In sharp contrast to the Utes, BYU is set along the offensive line. The coaching staff believes the line has multiple players with NFL potential, led by sophomore center James Empey.
The more pressing issues are at receiving and running back, where the Cougars have lacked the ability to quickly get downfield. There is decent talent at both positions, but difference-makers are necessary to succeed.
Without much fanfare, BYU has accumulated enough quality on defense to field one of its better units in recent seasons. Quality players return at all three levels to provide a solid foundation that should allow this team to compete during the difficult early-season schedule.
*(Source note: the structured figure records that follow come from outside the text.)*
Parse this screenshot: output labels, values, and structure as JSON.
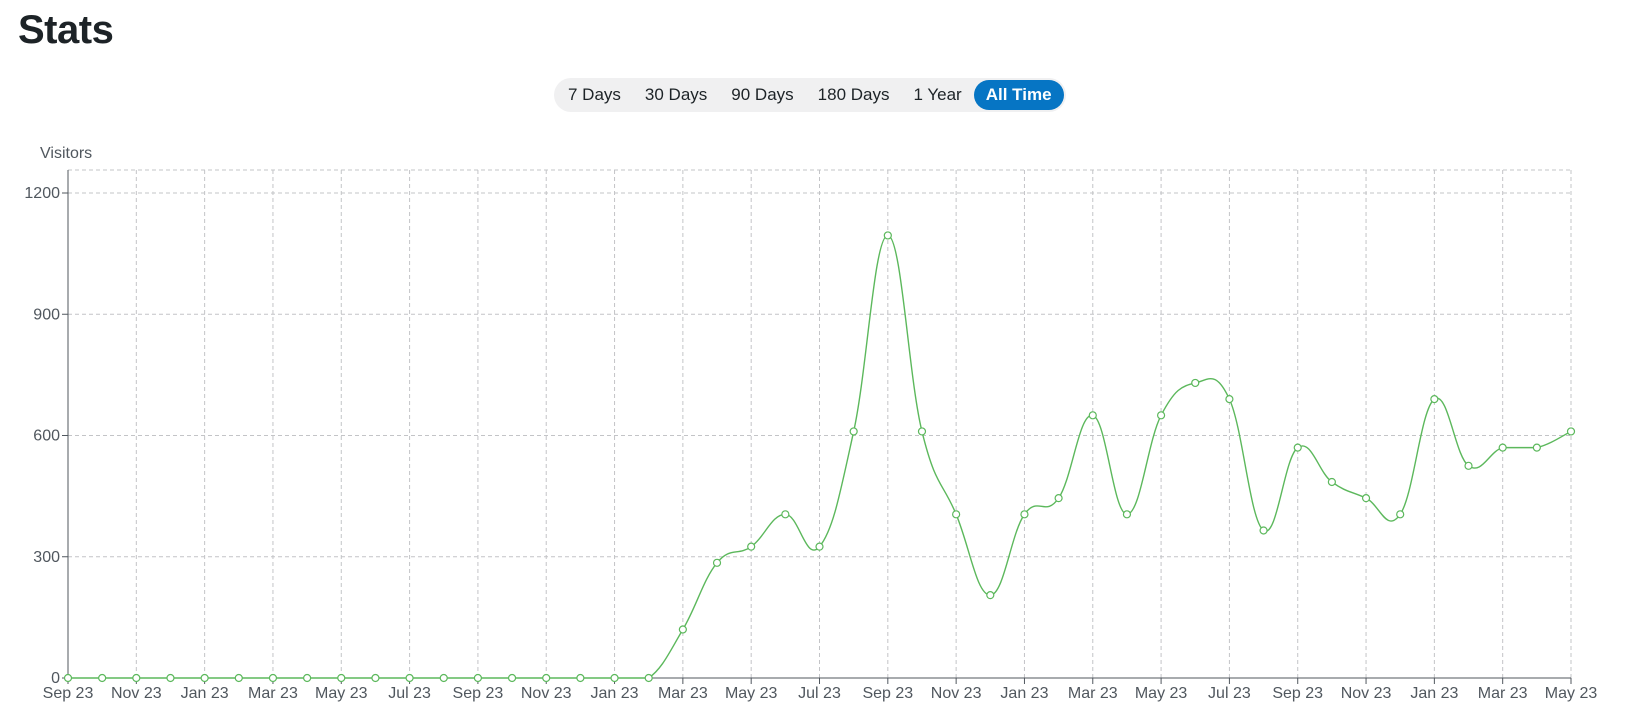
{
  "page": {
    "title": "Stats"
  },
  "range_tabs": {
    "items": [
      "7 Days",
      "30 Days",
      "90 Days",
      "180 Days",
      "1 Year",
      "All Time"
    ],
    "active_index": 5
  },
  "colors": {
    "accent": "#0675c4",
    "series": "#5cb85c"
  },
  "chart_data": {
    "type": "line",
    "title": "",
    "xlabel": "",
    "ylabel": "Visitors",
    "ylim": [
      0,
      1200
    ],
    "yticks": [
      0,
      300,
      600,
      900,
      1200
    ],
    "grid": true,
    "x_tick_labels": [
      "Sep 23",
      "Nov 23",
      "Jan 23",
      "Mar 23",
      "May 23",
      "Jul 23",
      "Sep 23",
      "Nov 23",
      "Jan 23",
      "Mar 23",
      "May 23",
      "Jul 23",
      "Sep 23",
      "Nov 23",
      "Jan 23",
      "Mar 23",
      "May 23",
      "Jul 23",
      "Sep 23",
      "Nov 23",
      "Jan 23",
      "Mar 23",
      "May 23"
    ],
    "series": [
      {
        "values": [
          0,
          0,
          0,
          0,
          0,
          0,
          0,
          0,
          0,
          0,
          0,
          0,
          0,
          0,
          0,
          0,
          0,
          0,
          120,
          285,
          325,
          405,
          325,
          610,
          1095,
          610,
          405,
          205,
          405,
          445,
          650,
          405,
          650,
          730,
          690,
          365,
          570,
          485,
          445,
          405,
          690,
          525,
          570,
          570,
          610
        ]
      }
    ]
  }
}
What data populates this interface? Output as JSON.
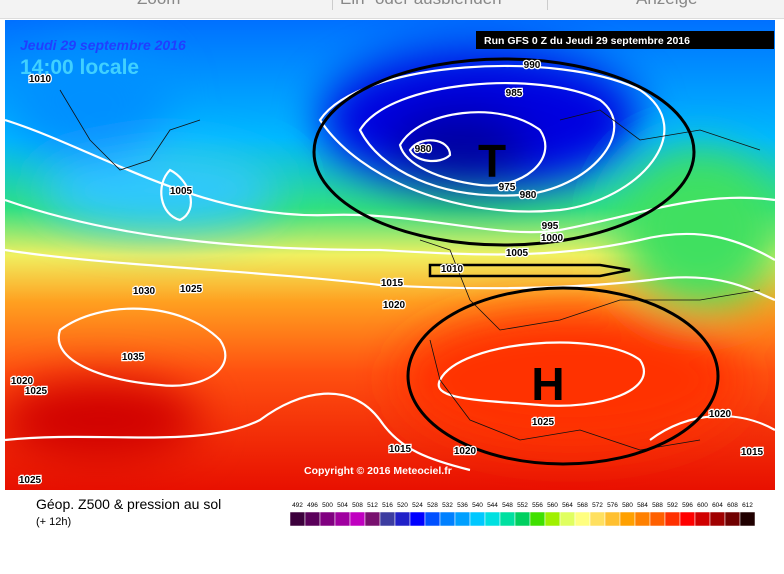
{
  "toolbar": {
    "items": [
      "Zoom",
      "Ein- oder ausblenden",
      "Anzeige"
    ]
  },
  "map": {
    "date": "Jeudi 29 septembre 2016",
    "time": "14:00 locale",
    "run": "Run GFS 0 Z du Jeudi 29 septembre 2016",
    "low": "T",
    "high": "H",
    "copyright": "Copyright © 2016 Meteociel.fr",
    "isobar_labels": [
      990,
      985,
      980,
      975,
      980,
      995,
      1000,
      1005,
      1010,
      1015,
      1020,
      1025,
      1030,
      1035,
      1005,
      1010,
      1020,
      1025,
      1025,
      1015,
      1020,
      1020,
      1015,
      1025
    ]
  },
  "legend": {
    "title": "Géop. Z500 & pression au sol",
    "lead": "(+ 12h)",
    "scale": {
      "labels": [
        492,
        496,
        500,
        504,
        508,
        512,
        516,
        520,
        524,
        528,
        532,
        536,
        540,
        544,
        548,
        552,
        556,
        560,
        564,
        568,
        572,
        576,
        580,
        584,
        588,
        592,
        596,
        600,
        604,
        608,
        612
      ],
      "colors": [
        "#3c003c",
        "#5a005a",
        "#800080",
        "#a000a0",
        "#c000c0",
        "#78106e",
        "#3c3ca0",
        "#2020c8",
        "#0000ff",
        "#0050ff",
        "#0080ff",
        "#00a0ff",
        "#00c8ff",
        "#00e0e0",
        "#00e0a0",
        "#00d060",
        "#40e000",
        "#a0f000",
        "#e0ff60",
        "#ffff80",
        "#ffe060",
        "#ffc030",
        "#ffa000",
        "#ff8000",
        "#ff6000",
        "#ff3000",
        "#ff0000",
        "#d00000",
        "#a00000",
        "#700000",
        "#200000"
      ]
    }
  }
}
Coach Matt Wells and his staff are not the only significant losses off last season’s 11-2 team. While Wells took off to Texas Tech, most of the offense didn’t return, either.
Good thing quarterback Jordan Love, the state’s best player, returns for his junior season before leaving for the NFL. The term “next man up” applies in large doses to lend a helping hand to Love.
Gerold Bright, who rushed for 888 yards and 10 touchdowns, is the only proven product at Love’s disposal. To complicate matters, new coach Gary Andersen, back for his second tour in Logan, has to rebuild the entire offensive line,
There is no mystery for Utah State in training camp. With most of the defense and special teams set, much of the focus will be on developing the offense.